Washington,
D.C.--With the exception of the apartment rental market,
which continues to benefit from weak home sales, all
commercial real estate property types are showing grim
results for 2008, with an equally grim forecast for
2009, according to the Commercial Real Estate Outlook
of the National Association of Realtors (NAR).
“If anything, multifamily is the bright spot,”
George Ratiu, economist at NAR Research, tells MHN.
“This is in large part due to a high number of
foreclosures, and the fact that people still need housing,
no matter what is going on in the economy.”
Demand for this sector, Ratiu says, “is healthy
with rent growth being positive, if not stellar.”
NAR forecasts multifamily vacancy rates for the third
quarter of 2009 at 5.8 percent, unchanged from the third
quarter of this year, which is still low compared with
other sectors.
Markets with the tightest vacancies include San Diego,
northern New Jersey and Boston, with vacancy rates of
4.2 percent or less. Areas with the highest vacancies
include Jacksonville, Fla.; Phoenix; and Orlando, Fla.,
with vacancies of 8.5 percent or higher.
The outlook also shows that with the exception of cash
transactions, investment activity in commercial real
estate sectors is nearly at a standstill because commercial
lending has essentially halted, while job losses are
curtailing the demand for space.
“To a large extent, this is true for the multifamily
sector as well,” says Ratiu. According to NAR’s
research, multifamily lending stood at $9.7 billion
in the third quarter of 2008 but is expected to drop
to $1.5 billion in the fourth quarter, according to
estimates made by NAR. “This is a significant
drop because financing has pretty much come to a standstill.
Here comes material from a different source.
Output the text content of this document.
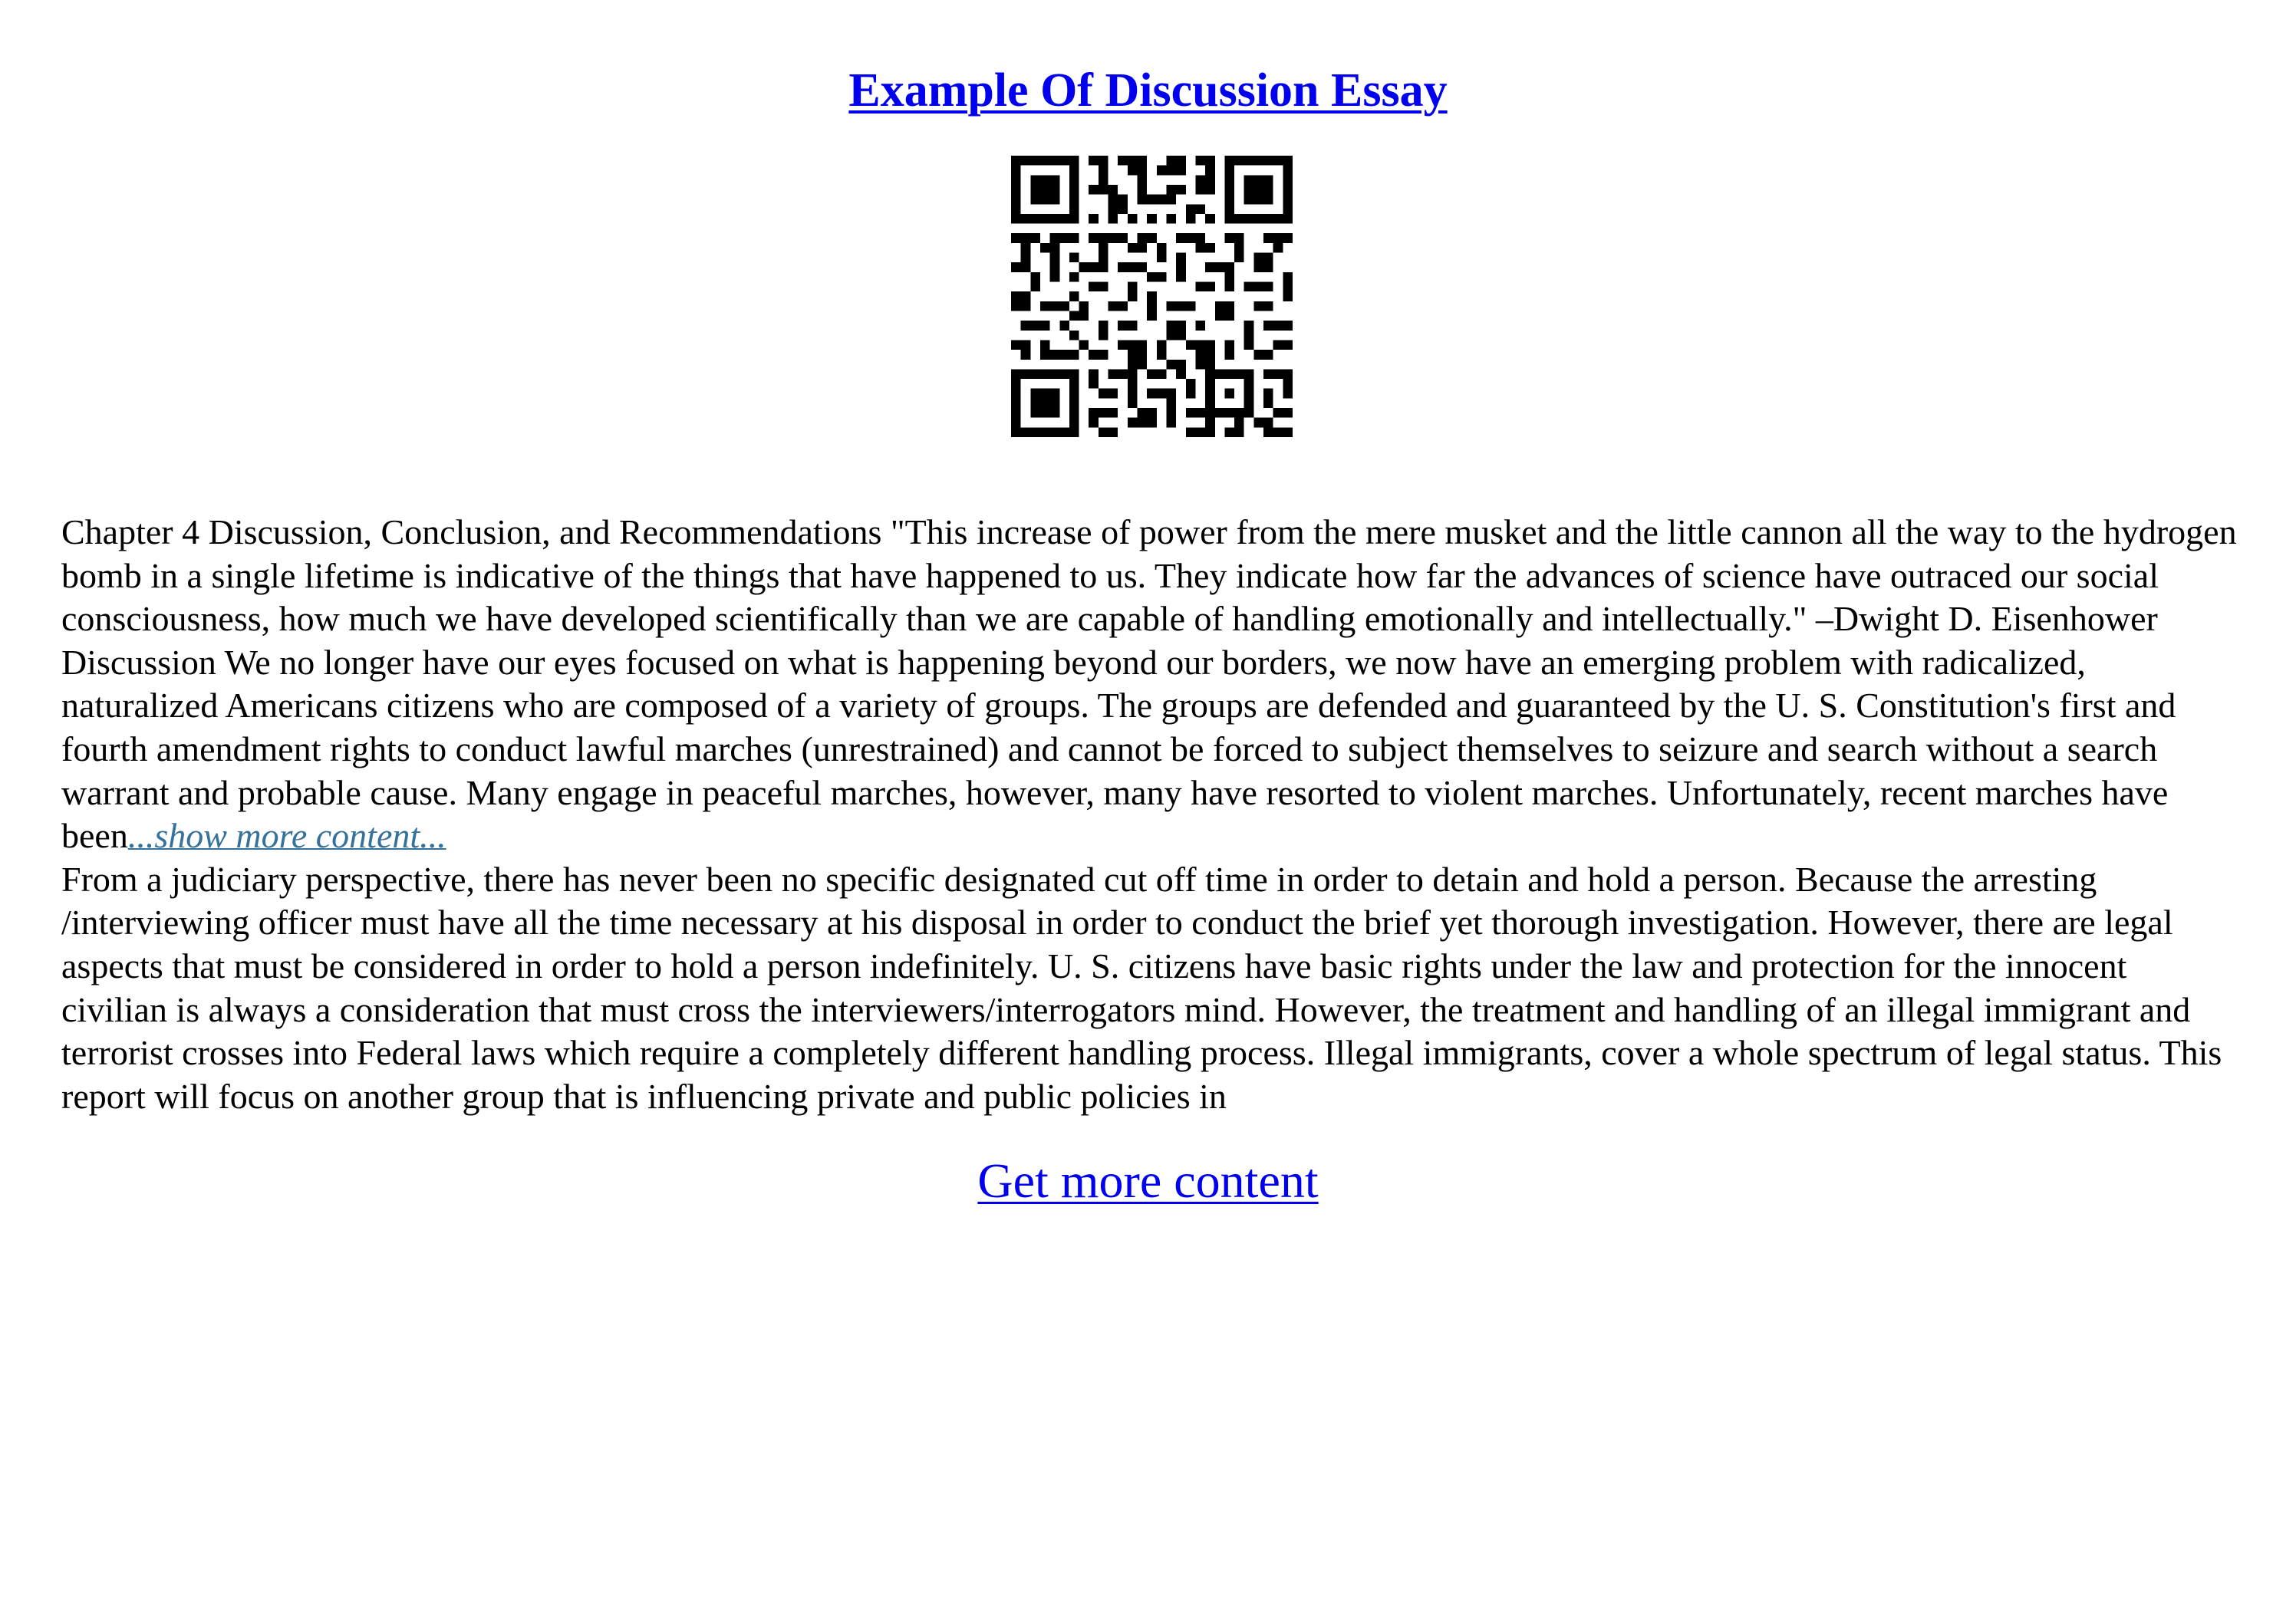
Example Of Discussion Essay

Chapter 4 Discussion, Conclusion, and Recommendations "This increase of power from the mere musket and the little cannon all the way to the hydrogen bomb in a single lifetime is indicative of the things that have happened to us. They indicate how far the advances of science have outraced our social consciousness, how much we have developed scientifically than we are capable of handling emotionally and intellectually." –Dwight D. Eisenhower Discussion We no longer have our eyes focused on what is happening beyond our borders, we now have an emerging problem with radicalized, naturalized Americans citizens who are composed of a variety of groups. The groups are defended and guaranteed by the U. S. Constitution's first and fourth amendment rights to conduct lawful marches (unrestrained) and cannot be forced to subject themselves to seizure and search without a search warrant and probable cause. Many engage in peaceful marches, however, many have resorted to violent marches. Unfortunately, recent marches have been...show more content...

From a judiciary perspective, there has never been no specific designated cut off time in order to detain and hold a person. Because the arresting /interviewing officer must have all the time necessary at his disposal in order to conduct the brief yet thorough investigation. However, there are legal aspects that must be considered in order to hold a person indefinitely. U. S. citizens have basic rights under the law and protection for the innocent civilian is always a consideration that must cross the interviewers/interrogators mind. However, the treatment and handling of an illegal immigrant and terrorist crosses into Federal laws which require a completely different handling process. Illegal immigrants, cover a whole spectrum of legal status. This report will focus on another group that is influencing private and public policies in

Get more content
This is mainly because of a lack of financing. Also,
there is a wave of refinancing across the country but
very little capital going around,” says Ratiu.
Lawrence Yun, NAR chief economist, says there are serious
structural problems in commercial lending. “Although
access to residential mortgages has improved, the opposite
is true for commercial loans,” he says. “We
need liquidity for commercial mortgage-backed securities
not only to free the market, but also to rollover existing
debt. At the same time, the loss of jobs has had a significant
impact on the demand for commercial space.”
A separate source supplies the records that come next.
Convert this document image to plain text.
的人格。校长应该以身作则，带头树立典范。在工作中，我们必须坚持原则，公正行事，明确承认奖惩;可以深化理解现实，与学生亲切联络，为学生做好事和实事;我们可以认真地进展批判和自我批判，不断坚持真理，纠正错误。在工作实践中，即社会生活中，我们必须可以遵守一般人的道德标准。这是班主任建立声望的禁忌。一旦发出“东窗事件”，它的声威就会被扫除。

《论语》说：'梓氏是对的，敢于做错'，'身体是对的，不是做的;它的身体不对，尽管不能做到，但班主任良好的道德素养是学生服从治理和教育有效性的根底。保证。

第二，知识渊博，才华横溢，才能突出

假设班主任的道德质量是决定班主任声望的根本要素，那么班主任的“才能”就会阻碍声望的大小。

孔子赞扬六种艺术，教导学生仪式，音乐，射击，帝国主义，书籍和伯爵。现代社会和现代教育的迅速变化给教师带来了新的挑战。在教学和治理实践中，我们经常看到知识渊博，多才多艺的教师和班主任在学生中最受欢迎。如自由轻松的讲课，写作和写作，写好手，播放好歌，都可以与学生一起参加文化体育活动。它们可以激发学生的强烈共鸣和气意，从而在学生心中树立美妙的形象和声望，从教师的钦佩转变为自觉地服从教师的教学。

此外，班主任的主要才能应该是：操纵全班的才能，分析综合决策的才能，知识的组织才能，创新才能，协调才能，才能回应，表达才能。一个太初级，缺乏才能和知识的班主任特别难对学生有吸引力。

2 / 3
Yun added that default rates on commercial real estate
loans are very low by historical standards. “However,
commercial defaults could deteriorate significantly
without a properly structured stimulus that addresses
liquidity for commercial mortgages,” he said.
The year 2009 is expected to fare better, according
to Raiu, with demand going further up. “This is
partly because single-family construction has pretty
much halted, and with mortgage being extremely difficult
to get, people are turning toward multifamily housing.
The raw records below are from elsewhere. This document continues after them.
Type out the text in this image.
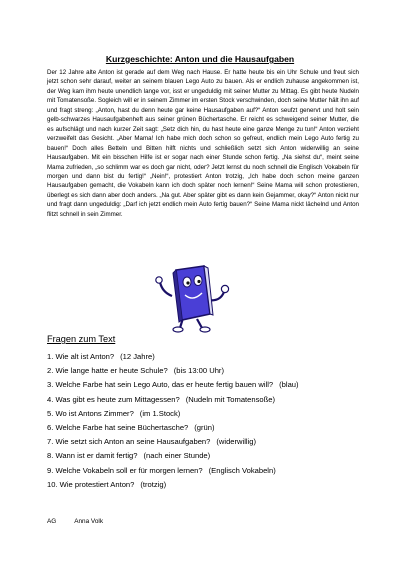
Kurzgeschichte: Anton und die Hausaufgaben
Der 12 Jahre alte Anton ist gerade auf dem Weg nach Hause. Er hatte heute bis ein Uhr Schule und freut sich jetzt schon sehr darauf, weiter an seinem blauen Lego Auto zu bauen. Als er endlich zuhause angekommen ist, der Weg kam ihm heute unendlich lange vor, isst er ungeduldig mit seiner Mutter zu Mittag. Es gibt heute Nudeln mit Tomatensoße. Sogleich will er in seinem Zimmer im ersten Stock verschwinden, doch seine Mutter hält ihn auf und fragt streng: „Anton, hast du denn heute gar keine Hausaufgaben auf?“ Anton seufzt genervt und holt sein gelb-schwarzes Hausaufgabenheft aus seiner grünen Büchertasche. Er reicht es schweigend seiner Mutter, die es aufschlägt und nach kurzer Zeit sagt: „Setz dich hin, du hast heute eine ganze Menge zu tun!“ Anton verzieht verzweifelt das Gesicht. „Aber Mama! Ich habe mich doch schon so gefreut, endlich mein Lego Auto fertig zu bauen!“ Doch alles Betteln und Bitten hilft nichts und schließlich setzt sich Anton widerwillig an seine Hausaufgaben. Mit ein bisschen Hilfe ist er sogar nach einer Stunde schon fertig. „Na siehst du“, meint seine Mama zufrieden, „so schlimm war es doch gar nicht, oder? Jetzt lernst du noch schnell die Englisch Vokabeln für morgen und dann bist du fertig!“ „Nein!“, protestiert Anton trotzig, „Ich habe doch schon meine ganzen Hausaufgaben gemacht, die Vokabeln kann ich doch später noch lernen!“ Seine Mama will schon protestieren, überlegt es sich dann aber doch anders. „Na gut. Aber später gibt es dann kein Gejammer, okay?“ Anton nickt nur und fragt dann ungeduldig: „Darf ich jetzt endlich mein Auto fertig bauen?“ Seine Mama nickt lächelnd und Anton flitzt schnell in sein Zimmer.
Fragen zum Text
1. Wie alt ist Anton? (12 Jahre)
2. Wie lange hatte er heute Schule? (bis 13:00 Uhr)
3. Welche Farbe hat sein Lego Auto, das er heute fertig bauen will? (blau)
4. Was gibt es heute zum Mittagessen? (Nudeln mit Tomatensoße)
5. Wo ist Antons Zimmer? (im 1.Stock)
6. Welche Farbe hat seine Büchertasche? (grün)
7. Wie setzt sich Anton an seine Hausaufgaben? (widerwillig)
8. Wann ist er damit fertig? (nach einer Stunde)
9. Welche Vokabeln soll er für morgen lernen? (Englisch Vokabeln)
10. Wie protestiert Anton? (trotzig)
AG	Anna Volk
In addition, with the economy being where it is, and
home prices falling, consumer confidence is down and
people are wary of buying, not knowing when the bottom
will be reached.”
All this is having a modest impact on rent increases.
“On an average, rent is expected to increase 2.8
percent in 2009 as opposed to 2.9 percent in 2008, 3.1
percent in 2007 and 4.1 percent in 2006,” says
Ratiu.
Multifamily net absorption is expected to be 24,400
units in 59 tracked metro areas this year and 142,000
in 2009, according to the NAR Outlook.